Thursday, May 28, 2026

The Three-Cent Government Hour

A small number in a payments-data paper has been bothering me. Among firms most exposed to generative AI, every $1 fall in spending on online labour marketplaces by the third quarter of 2025 was matched by roughly three cents of added AI model spending. Three cents where a dollar used to sit. That is not a productivity nudge. It is a repricing of a whole category of work.

What the ratio actually says

The number comes from a Ramp analysis picked up in commentary on US federal AI policy. The exposed firms were not abandoning the work. They were buying the same first-pass output — drafts, summaries, light code, document review — at a fraction of the prior price. A slice of knowledge work has moved from a labour line item to a software line item, with the ratio between the two collapsing by more than an order of magnitude.

For private firms, this plays out through hiring and margins. For governments, it plays out through almost everything: workforce composition, training pipelines, procurement rules, and the implicit deal that lets young officers grow into senior ones.

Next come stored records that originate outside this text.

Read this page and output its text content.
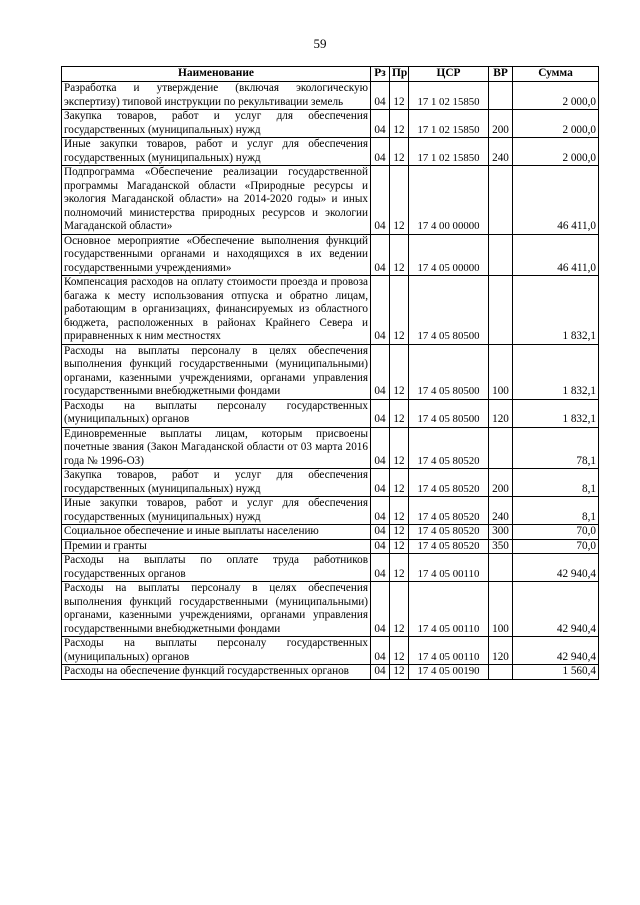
59
Наименование	Рз	Пр	ЦСР	ВР	Сумма
Разработка и утверждение (включая экологическую экспертизу) типовой инструкции по рекультивации земель	04	12	17 1 02 15850		2 000,0
Закупка товаров, работ и услуг для обеспечения государственных (муниципальных) нужд	04	12	17 1 02 15850	200	2 000,0
Иные закупки товаров, работ и услуг для обеспечения государственных (муниципальных) нужд	04	12	17 1 02 15850	240	2 000,0
Подпрограмма «Обеспечение реализации государственной программы Магаданской области «Природные ресурсы и экология Магаданской области» на 2014-2020 годы» и иных полномочий министерства природных ресурсов и экологии Магаданской области»	04	12	17 4 00 00000		46 411,0
Основное мероприятие «Обеспечение выполнения функций государственными органами и находящихся в их ведении государственными учреждениями»	04	12	17 4 05 00000		46 411,0
Компенсация расходов на оплату стоимости проезда и провоза багажа к месту использования отпуска и обратно лицам, работающим в организациях, финансируемых из областного бюджета, расположенных в районах Крайнего Севера и приравненных к ним местностях	04	12	17 4 05 80500		1 832,1
Расходы на выплаты персоналу в целях обеспечения выполнения функций государственными (муниципальными) органами, казенными учреждениями, органами управления государственными внебюджетными фондами	04	12	17 4 05 80500	100	1 832,1
Расходы на выплаты персоналу государственных (муниципальных) органов	04	12	17 4 05 80500	120	1 832,1
Единовременные выплаты лицам, которым присвоены почетные звания (Закон Магаданской области от 03 марта 2016 года № 1996-ОЗ)	04	12	17 4 05 80520		78,1
Закупка товаров, работ и услуг для обеспечения государственных (муниципальных) нужд	04	12	17 4 05 80520	200	8,1
Иные закупки товаров, работ и услуг для обеспечения государственных (муниципальных) нужд	04	12	17 4 05 80520	240	8,1
Социальное обеспечение и иные выплаты населению	04	12	17 4 05 80520	300	70,0
Премии и гранты	04	12	17 4 05 80520	350	70,0
Расходы на выплаты по оплате труда работников государственных органов	04	12	17 4 05 00110		42 940,4
Расходы на выплаты персоналу в целях обеспечения выполнения функций государственными (муниципальными) органами, казенными учреждениями, органами управления государственными внебюджетными фондами	04	12	17 4 05 00110	100	42 940,4
Расходы на выплаты персоналу государственных (муниципальных) органов	04	12	17 4 05 00110	120	42 940,4
Расходы на обеспечение функций государственных органов	04	12	17 4 05 00190		1 560,4
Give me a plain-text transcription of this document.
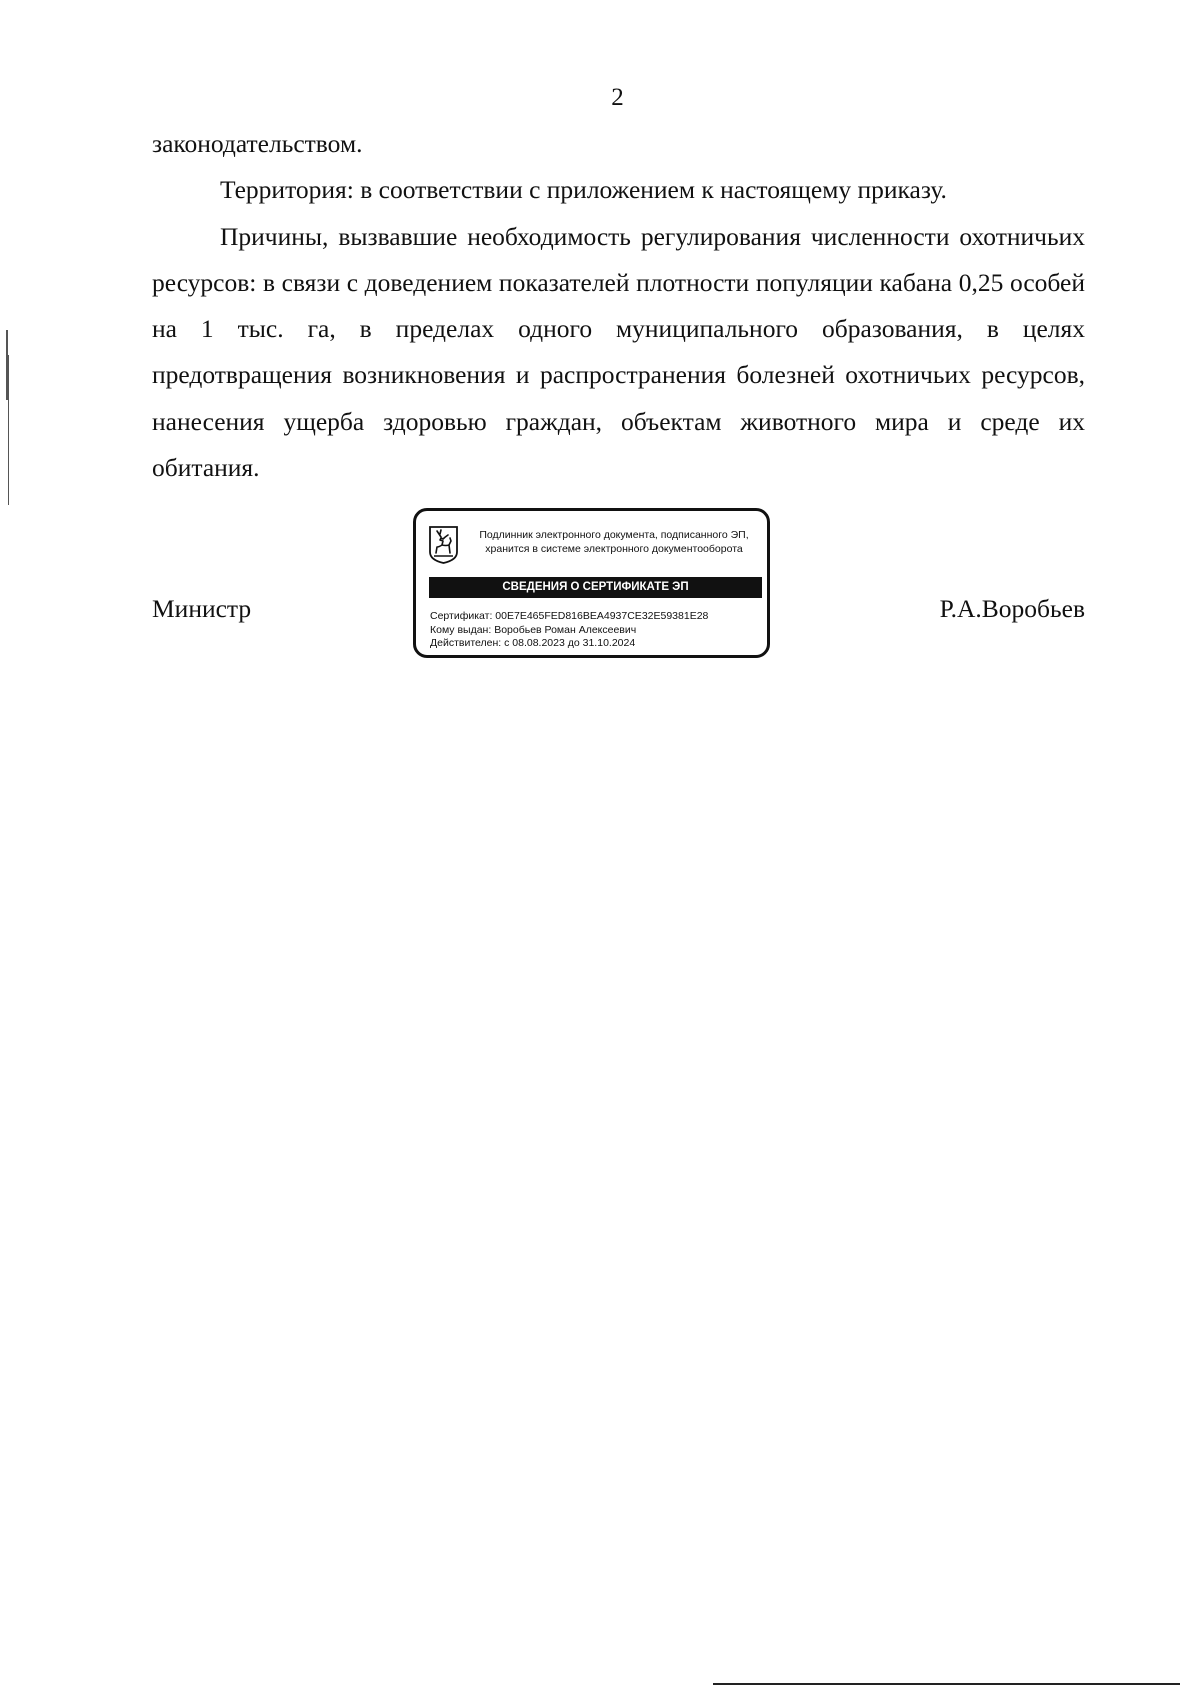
2

законодательством.

Территория: в соответствии с приложением к настоящему приказу.

Причины, вызвавшие необходимость регулирования численности охотничьих ресурсов: в связи с доведением показателей плотности популяции кабана 0,25 особей на 1 тыс. га, в пределах одного муниципального образования, в целях предотвращения возникновения и распространения болезней охотничьих ресурсов, нанесения ущерба здоровью граждан, объектам животного мира и среде их обитания.

Министр	Р.А.Воробьев
Подлинник электронного документа, подписанного ЭП,
хранится в системе электронного документооборота
СВЕДЕНИЯ О СЕРТИФИКАТЕ ЭП
Сертификат: 00E7E465FED816BEA4937CE32E59381E28
Кому выдан: Воробьев Роман Алексеевич
Действителен: с 08.08.2023 до 31.10.2024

Why tax administrations sit in the bullseye

Walk through any direct-tax office and ask what the work actually is. Reading. Drafting. Summarising. Comparing one provision against another. Translating dense statute into plainer language. Spotting the inconsistencies between a return, a third-party report and a bank statement. Almost the entire stack is language-heavy. That is exactly where the three-cent ratio bites hardest.

I have watched this from the inside. Mapping an old direct-tax statute against a new one — tracking which old section migrates where, what is dropped, what is reorganised — is genuinely difficult professional work. A few years ago that effort would consume dozens of officers for months. A current-generation model, given the right corpus and a careful prompt, will now produce a competent first draft of much of it in an afternoon. Not the final word. But a credible first pass.

The same is true of taxpayer-facing communication. Building an assistant that can field lakhs of routine questions on a new law — what the slabs are, how to elect a regime, what to fill where — was, until recently, a serious capital and talent project. Today the floor for that capability has fallen sharply. The hard part is no longer building the bot. The hard part is governance: what it is allowed to say, how its mistakes are caught, how a taxpayer appeals an answer that turned out to be wrong.

The junior officer problem

A Stanford working paper this year found a 16 per cent relative employment decline for workers aged 22 to 25 in the occupations most exposed to generative AI. Read that and a managerial instinct should fire. In any large department, the junior cadre is not just there to do work. It is there to learn. The years spent reading scrutiny files, drafting orders, sitting through hearings — those years are how a tax officer becomes a tax officer.

If the model does the first draft, what does the junior do? The wrong answer is: nothing, until they are senior enough to “supervise” the model. A supervisor who has never written the draft cannot meaningfully review one. Within a decade we would be running an administration whose middle ranks know how to prompt AI for a note but cannot tell when the note is quietly wrong on a point of law.

What the junior role should become

I think the redesign is closer to this. The junior officer is no longer the drafter. They are the evaluator, the contester, the case-builder. From day one they are taught to interrogate a machine-generated draft: where is the citation, is the authority current, does the inference survive cross-examination by a contrary view. They are taught to construct the hard cases the model gets wrong, and to document them. They become the institution’s quality control function rather than its typing pool. That is more demanding work, not less. It suits the calibre of people the service actually recruits.

A proposal worth piloting

If a tax administration wants a concrete way in, here is one. Pick a single, well-bounded workflow — say, drafting routine rectification orders, or first-level responses to grievance petitions. Build a model-assisted pipeline with three deliberate seams: a machine first draft, a structured human evaluation against a checklist, and a logged audit trail of every override. Track three numbers — time saved per case, override rate, and downstream litigation outcomes for the cases that went out. Run it for a year. Publish the numbers.

This is unfashionable advice in a moment that prefers headline pilots and grand strategies. The three-cent ratio is not going to wait for a strategy document. It is already changing what a dollar of knowledge work buys in the market. A serious department asks what that means for its own internal economics, builds the governance to capture the gain safely, and quietly redesigns its junior roles before the redesign happens to it.

The departments that get this right will not be the ones that bought the most expensive tools. They will be the ones whose officers learned, early, to argue with a machine and win.